Bedah Lasik Mata - Dalam waktu 1 dekade keberadaannya, fenomena bedah Lasik cukup menarik perhatian di berbagai negara dunia. Termasuk salah satunya Singapura, yang memiliki angka tinggi penderita mata rabun, mendapati banyak permintaan untuk LASIK.

Bedah Lasik Mata

Penemuan teknologi lasik yang digunakan sebagai pengerjaan dasar untuk menciptakan bukaan LASIK pada kornea di awali pada tahun 1950-an, ketika ditemukannya microkeratome, sebuah pisau metal mekanikal yang digunakan untuk membuka kornea.
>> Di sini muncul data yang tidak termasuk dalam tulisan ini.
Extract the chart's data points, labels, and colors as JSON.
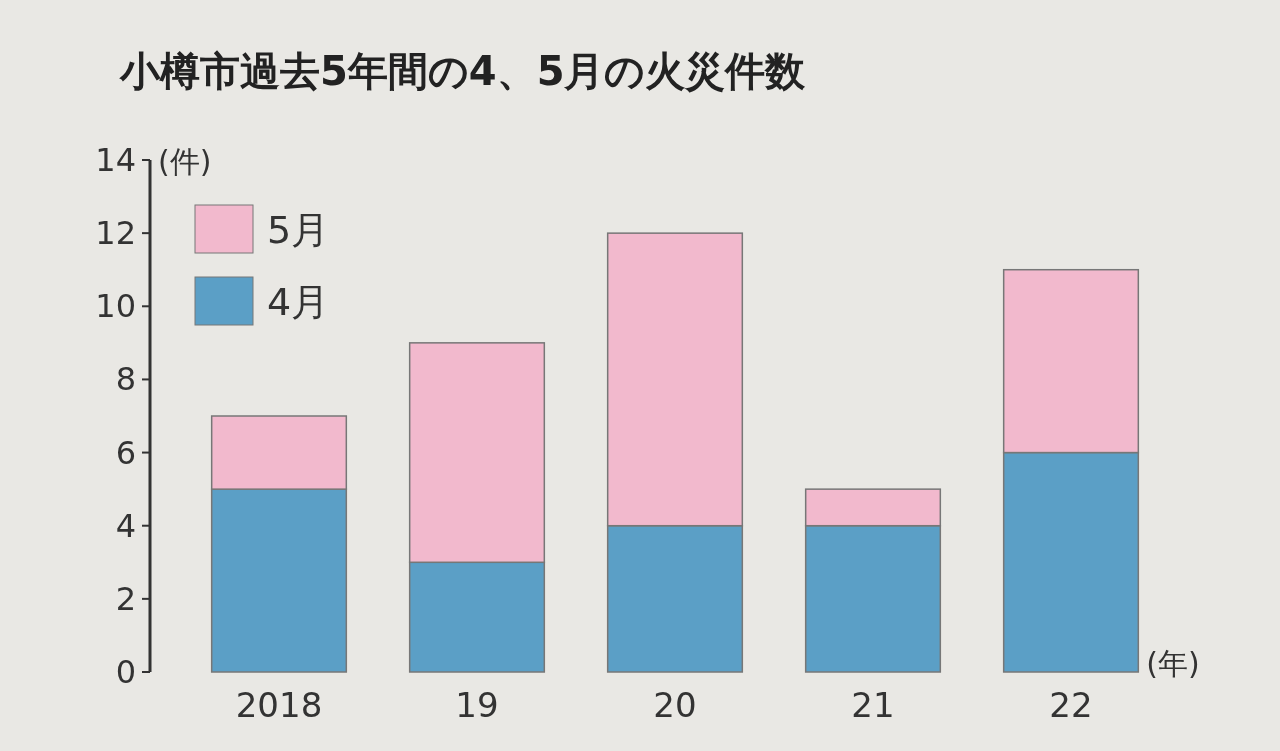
{
  "chart_data": {
    "type": "bar",
    "title": "小樽市過去5年間の4、5月の火災件数",
    "categories": [
      "2018",
      "19",
      "20",
      "21",
      "22"
    ],
    "series": [
      {
        "name": "4月",
        "color": "#5b9fc6",
        "values": [
          5,
          3,
          4,
          4,
          6
        ]
      },
      {
        "name": "5月",
        "color": "#f2b9cd",
        "values": [
          2,
          6,
          8,
          1,
          5
        ]
      }
    ],
    "stacked": true,
    "ylim": [
      0,
      14
    ],
    "yticks": [
      0,
      2,
      4,
      6,
      8,
      10,
      12,
      14
    ],
    "xlabel": "(年)",
    "ylabel": "(件)",
    "legend": "top left",
    "grid": false
  }
}
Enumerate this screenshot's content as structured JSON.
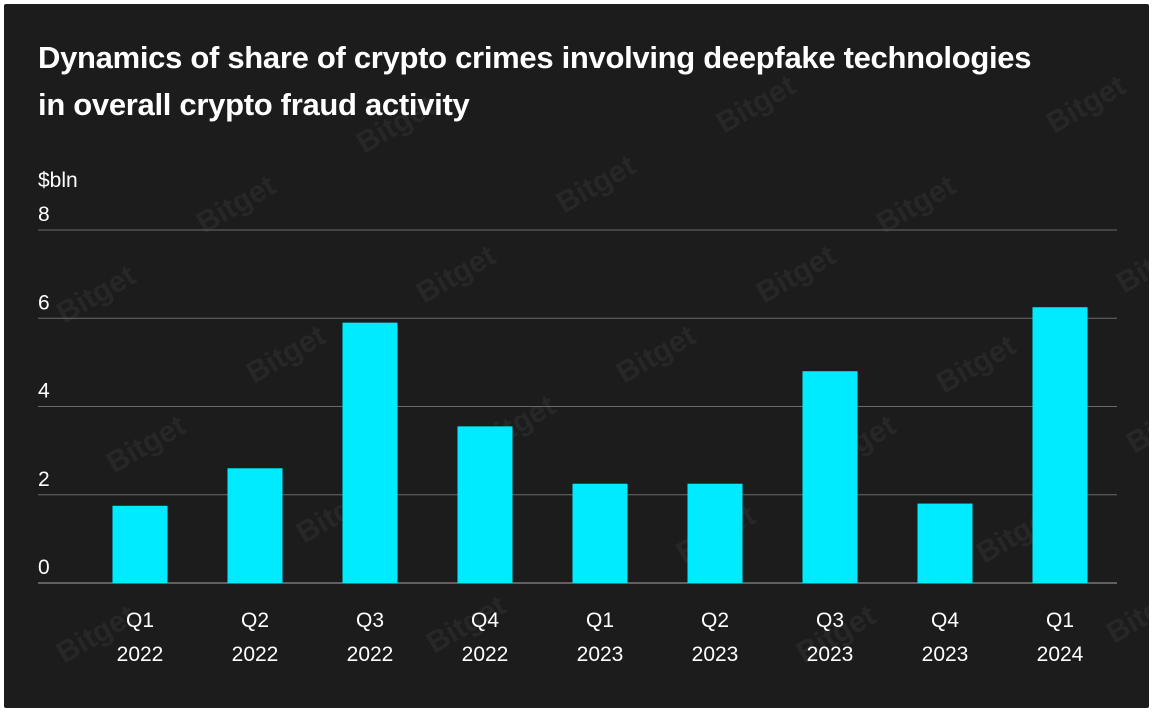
{
  "title": "Dynamics of share of crypto crimes involving deepfake technologies in overall crypto fraud activity",
  "watermark": "Bitget",
  "colors": {
    "background": "#1c1c1c",
    "bar": "#00ebff",
    "text": "#ffffff",
    "grid": "#6a6a6a"
  },
  "chart_data": {
    "type": "bar",
    "title": "Dynamics of share of crypto crimes involving deepfake technologies in overall crypto fraud activity",
    "ylabel": "$bln",
    "xlabel": "",
    "ylim": [
      0,
      8
    ],
    "yticks": [
      0,
      2,
      4,
      6,
      8
    ],
    "grid": true,
    "legend": "none",
    "categories": [
      [
        "Q1",
        "2022"
      ],
      [
        "Q2",
        "2022"
      ],
      [
        "Q3",
        "2022"
      ],
      [
        "Q4",
        "2022"
      ],
      [
        "Q1",
        "2023"
      ],
      [
        "Q2",
        "2023"
      ],
      [
        "Q3",
        "2023"
      ],
      [
        "Q4",
        "2023"
      ],
      [
        "Q1",
        "2024"
      ]
    ],
    "values": [
      1.75,
      2.6,
      5.9,
      3.55,
      2.25,
      2.25,
      4.8,
      1.8,
      6.25
    ]
  }
}
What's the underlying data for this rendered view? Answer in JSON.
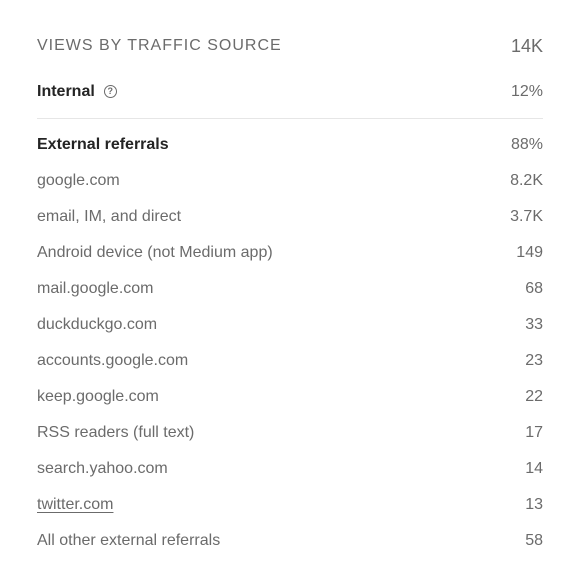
{
  "header": {
    "title": "VIEWS BY TRAFFIC SOURCE",
    "total": "14K"
  },
  "internal": {
    "label": "Internal",
    "value": "12%",
    "help_icon": "question-circle-icon"
  },
  "external": {
    "label": "External referrals",
    "value": "88%",
    "items": [
      {
        "label": "google.com",
        "value": "8.2K"
      },
      {
        "label": "email, IM, and direct",
        "value": "3.7K"
      },
      {
        "label": "Android device (not Medium app)",
        "value": "149"
      },
      {
        "label": "mail.google.com",
        "value": "68"
      },
      {
        "label": "duckduckgo.com",
        "value": "33"
      },
      {
        "label": "accounts.google.com",
        "value": "23"
      },
      {
        "label": "keep.google.com",
        "value": "22"
      },
      {
        "label": "RSS readers (full text)",
        "value": "17"
      },
      {
        "label": "search.yahoo.com",
        "value": "14"
      },
      {
        "label": "twitter.com",
        "value": "13"
      },
      {
        "label": "All other external referrals",
        "value": "58"
      }
    ]
  }
}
Selama bertahun-tahun, microkeratome terus disempurnakan hingga kini, proses pembukaan kornea menjadi aman dan nyaman.

Penemuan teknologi kedua untuk "LASIK" muncul pada tahun 1980 dimana ditemukan laser ultraviolet yang dapat menggores suatu jaringan tissue secara tepat tanpa merusak jaringan lain di sekitarnya.

Dua tahun kemudian, potensi dan fungsi dari laser ini dalam bidang pembedahan diumumkan.

Dengan berkembangnya teknologi, kini pasien dapat menjalani bedah lasik dengan menggunakan laser / tanpa pisau. Tipe bedah LASIK seperti ini menggunakan jenis laser femtosecond untuk membuka kornea.

Dengan menggunakan mikro keratom mekanikal, komplikasi yang terjadi saat pembukaan kornea sangat kecil. Bukaan kornea yang terlalu kecil dan tidak beraturan akan menyulitkan proses tahap kedua LASIK untuk dilaksanakan.

Maka hadirlah, teknik terbaru menggunakan laser femtosecond. Kecil, dengan detak infra red yang pendek sehingga memungkinkan keakuratan di dalam kornea.

Dengan hadirnya laser berjenis unik ini, bukaan pada kornea menjadi semakin mulus dna tidak berbekas pada saat sembuh nanti. Semakin baiknya pembuatan bukaan ini, maka semakin baik pula pandangan mata yang dihasilkan lewat metode kesehatan bedah lasik mata.